I’m in the market for a fence. It be so very nice to be able to let my dog out into the back yard instead of walking him on a leash. So we looked up a fence contractor, picked out a fence, and had our pen out to sign on the dotted line, when my wife asked a great question:
What’s the warranty on this fence?
The answer was: There is a lifetime warranty. That’s pretty sweet, right? Hard to go wrong with that. The natural question I had was, “Whose lifetime and how does it work?” These are the things that I’m curious about. Could I have my 6-month old put his hand print on the contract and funnel the payment through his bank account?
Turns out that the warranty is for the owner of the house, so that won’t work. As our home, is co-owned, I assume that it’s the lifetime of whoever lives longer, but maybe I should read the details on that.
The thing that really struck me as odd though, is that the warranty is void if we sell the house to someone else. This just didn’t seem right to me. The fence company shouldn’t care who lives in the house. They shouldn’t get out easy if I’m house flipper. Furthermore, if we do sell the house, the fence is an asset, and it would nice if that asset some time left on the warranty.
In the end, it probably doesn’t matter too much. The warranty only covers defects and I think those would be evident relatively quickly. The thing that’s mostly likely to be a problem is the weather, and acts of God aren’t covered in the warranty.
Readers, should I look for a different fence company or just suck it up and deal?
Excessively long term warranties, including “lifetime”, are nothing more than a sales gimmick. The only reason you might want to avoid them is because sometimes, the cost of that excessive warranty is built into the price of the product. But if the product is otherwise competitively priced, having a pointless bullet point on their sales brochure shouldn’t hurt.

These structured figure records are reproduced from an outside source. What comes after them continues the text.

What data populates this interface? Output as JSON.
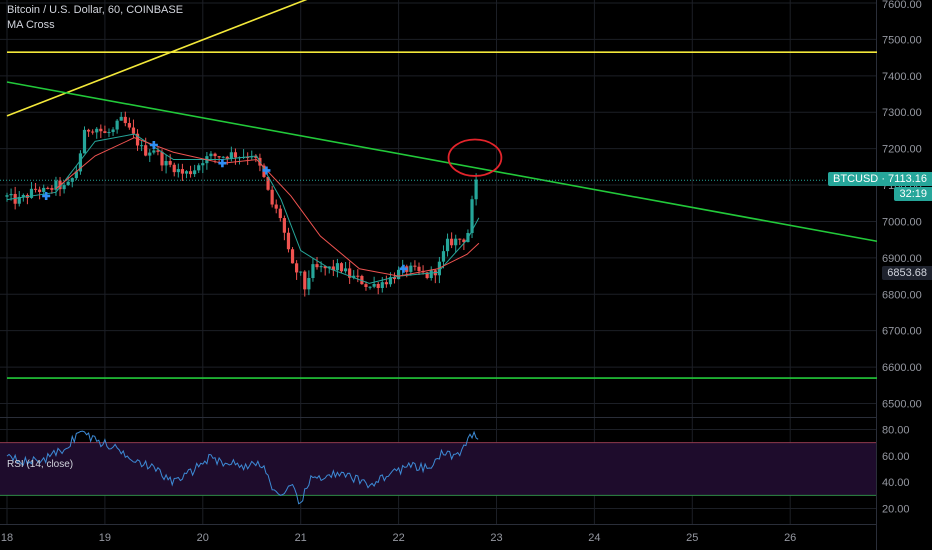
{
  "title": "Bitcoin / U.S. Dollar, 60, COINBASE",
  "indicator": "MA Cross",
  "colors": {
    "background": "#000000",
    "grid": "#1c1f26",
    "up": "#26a69a",
    "down": "#ef5350",
    "ma_fast": "#26a69a",
    "ma_slow": "#ef5350",
    "cross_marker": "#2f8ef5",
    "trend_yellow": "#f3e83a",
    "trend_green": "#22c93a",
    "circle": "#e3242b",
    "rsi_line": "#3d8bd6",
    "rsi_band": "#1e0c2c",
    "rsi_upper": "#8e3a4e",
    "rsi_lower": "#2e8a46",
    "axis_text": "#9598a1"
  },
  "price_labels": {
    "current_symbol": "BTCUSD",
    "current_value": "7113.16",
    "countdown": "32:19",
    "other_value": "6853.68"
  },
  "rsi_title": "RSI (14, close)",
  "chart_data": [
    {
      "type": "candlestick",
      "title": "Bitcoin / U.S. Dollar, 60, COINBASE",
      "x_ticks": [
        "18",
        "19",
        "20",
        "21",
        "22",
        "23",
        "24",
        "25",
        "26"
      ],
      "y_ticks": [
        "7600.00",
        "7500.00",
        "7400.00",
        "7300.00",
        "7200.00",
        "7100.00",
        "7000.00",
        "6900.00",
        "6800.00",
        "6700.00",
        "6600.00",
        "6500.00"
      ],
      "ylim": [
        6450,
        7640
      ],
      "x_days": [
        18,
        19,
        20,
        21,
        22,
        23,
        24,
        25,
        26
      ],
      "close_path": [
        [
          18.0,
          7068
        ],
        [
          18.1,
          7055
        ],
        [
          18.2,
          7070
        ],
        [
          18.3,
          7090
        ],
        [
          18.4,
          7080
        ],
        [
          18.5,
          7100
        ],
        [
          18.6,
          7090
        ],
        [
          18.7,
          7130
        ],
        [
          18.8,
          7250
        ],
        [
          18.9,
          7260
        ],
        [
          19.0,
          7240
        ],
        [
          19.1,
          7250
        ],
        [
          19.15,
          7280
        ],
        [
          19.2,
          7270
        ],
        [
          19.3,
          7230
        ],
        [
          19.4,
          7190
        ],
        [
          19.5,
          7200
        ],
        [
          19.6,
          7160
        ],
        [
          19.7,
          7150
        ],
        [
          19.8,
          7130
        ],
        [
          19.9,
          7140
        ],
        [
          20.0,
          7170
        ],
        [
          20.1,
          7180
        ],
        [
          20.2,
          7180
        ],
        [
          20.3,
          7185
        ],
        [
          20.4,
          7180
        ],
        [
          20.5,
          7185
        ],
        [
          20.6,
          7140
        ],
        [
          20.7,
          7050
        ],
        [
          20.8,
          7010
        ],
        [
          20.9,
          6880
        ],
        [
          21.0,
          6850
        ],
        [
          21.05,
          6810
        ],
        [
          21.1,
          6870
        ],
        [
          21.2,
          6870
        ],
        [
          21.3,
          6870
        ],
        [
          21.4,
          6875
        ],
        [
          21.5,
          6850
        ],
        [
          21.6,
          6840
        ],
        [
          21.7,
          6820
        ],
        [
          21.8,
          6830
        ],
        [
          21.9,
          6840
        ],
        [
          22.0,
          6860
        ],
        [
          22.1,
          6870
        ],
        [
          22.2,
          6860
        ],
        [
          22.3,
          6850
        ],
        [
          22.4,
          6870
        ],
        [
          22.5,
          6940
        ],
        [
          22.6,
          6950
        ],
        [
          22.7,
          6955
        ],
        [
          22.75,
          7050
        ],
        [
          22.8,
          7113
        ]
      ],
      "ma_fast_path": [
        [
          18.0,
          7060
        ],
        [
          18.5,
          7080
        ],
        [
          18.9,
          7220
        ],
        [
          19.3,
          7240
        ],
        [
          19.7,
          7170
        ],
        [
          20.2,
          7170
        ],
        [
          20.55,
          7180
        ],
        [
          20.8,
          7060
        ],
        [
          21.0,
          6920
        ],
        [
          21.3,
          6870
        ],
        [
          21.7,
          6830
        ],
        [
          22.0,
          6850
        ],
        [
          22.4,
          6860
        ],
        [
          22.7,
          6950
        ],
        [
          22.82,
          7010
        ]
      ],
      "ma_slow_path": [
        [
          18.5,
          7090
        ],
        [
          18.9,
          7180
        ],
        [
          19.3,
          7230
        ],
        [
          19.7,
          7190
        ],
        [
          20.2,
          7160
        ],
        [
          20.55,
          7170
        ],
        [
          20.9,
          7070
        ],
        [
          21.2,
          6960
        ],
        [
          21.6,
          6870
        ],
        [
          22.0,
          6850
        ],
        [
          22.4,
          6870
        ],
        [
          22.7,
          6910
        ],
        [
          22.82,
          6940
        ]
      ],
      "cross_markers": [
        [
          18.4,
          7070
        ],
        [
          19.5,
          7210
        ],
        [
          20.2,
          7160
        ],
        [
          20.65,
          7140
        ],
        [
          22.05,
          6870
        ]
      ],
      "trend_lines": [
        {
          "color_key": "trend_yellow",
          "points": [
            [
              18.0,
              7290
            ],
            [
              21.35,
              7640
            ]
          ]
        },
        {
          "color_key": "trend_yellow",
          "points": [
            [
              18.0,
              7465
            ],
            [
              26.9,
              7465
            ]
          ]
        },
        {
          "color_key": "trend_green",
          "points": [
            [
              18.0,
              7383
            ],
            [
              26.9,
              6945
            ]
          ]
        },
        {
          "color_key": "trend_green",
          "points": [
            [
              18.0,
              6570
            ],
            [
              26.9,
              6570
            ]
          ]
        }
      ],
      "highlight_circle": {
        "center": [
          22.78,
          7175
        ],
        "radius_units": {
          "dx_days": 0.27,
          "dy_price": 50
        }
      }
    },
    {
      "type": "line",
      "title": "RSI (14, close)",
      "y_ticks": [
        "80.00",
        "60.00",
        "40.00",
        "20.00"
      ],
      "ylim": [
        12,
        85
      ],
      "band": [
        30,
        70
      ],
      "path": [
        [
          18.0,
          62
        ],
        [
          18.2,
          55
        ],
        [
          18.4,
          58
        ],
        [
          18.6,
          66
        ],
        [
          18.75,
          79
        ],
        [
          18.9,
          72
        ],
        [
          19.1,
          66
        ],
        [
          19.3,
          58
        ],
        [
          19.5,
          50
        ],
        [
          19.7,
          40
        ],
        [
          19.85,
          46
        ],
        [
          20.05,
          58
        ],
        [
          20.25,
          55
        ],
        [
          20.45,
          52
        ],
        [
          20.6,
          55
        ],
        [
          20.7,
          38
        ],
        [
          20.8,
          26
        ],
        [
          20.9,
          37
        ],
        [
          21.0,
          24
        ],
        [
          21.1,
          42
        ],
        [
          21.3,
          46
        ],
        [
          21.5,
          44
        ],
        [
          21.7,
          38
        ],
        [
          21.9,
          46
        ],
        [
          22.1,
          52
        ],
        [
          22.3,
          50
        ],
        [
          22.45,
          62
        ],
        [
          22.6,
          60
        ],
        [
          22.68,
          66
        ],
        [
          22.73,
          74
        ],
        [
          22.82,
          76
        ]
      ]
    }
  ]
}
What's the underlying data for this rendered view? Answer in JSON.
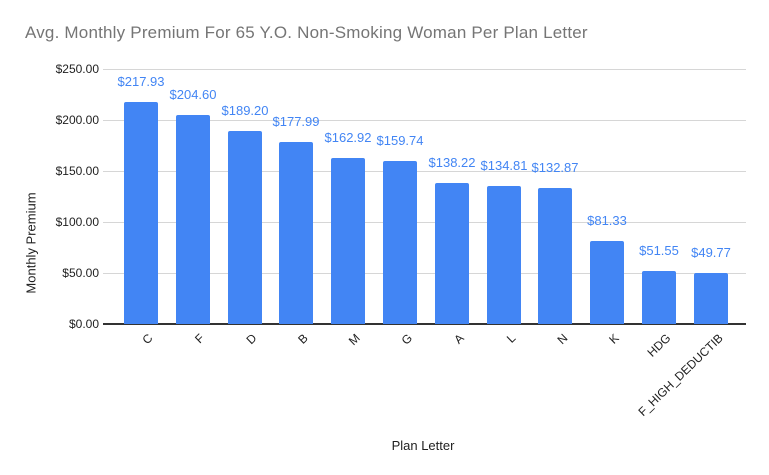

Kevin Watts @Graduatingfromdebt says
This is something I always curious about myself. Good to know. I think you should stick to them if you think the product is worth it.
Matt G says
So, you could say you’re on the fence with lifetime warranties? /sorry
Usually an offer of a lifetime warranty means that the product doesn’t need a warranty or that it’s very limited in its scope.
Money Beagle says
We just finished getting a new roof on our house and they go through the same gimmick with shingles. The roofer told us that our shingles that he tore off should be covered under a warranty as they are 25 year shingles and the house is only 15 years old. Sure enough, that would only apply if we were the original owners (we’re the third). Same with the warranty we got. It actually will transfer once, though it immediately reduces the coverage, and after one transfer that too is 100% null.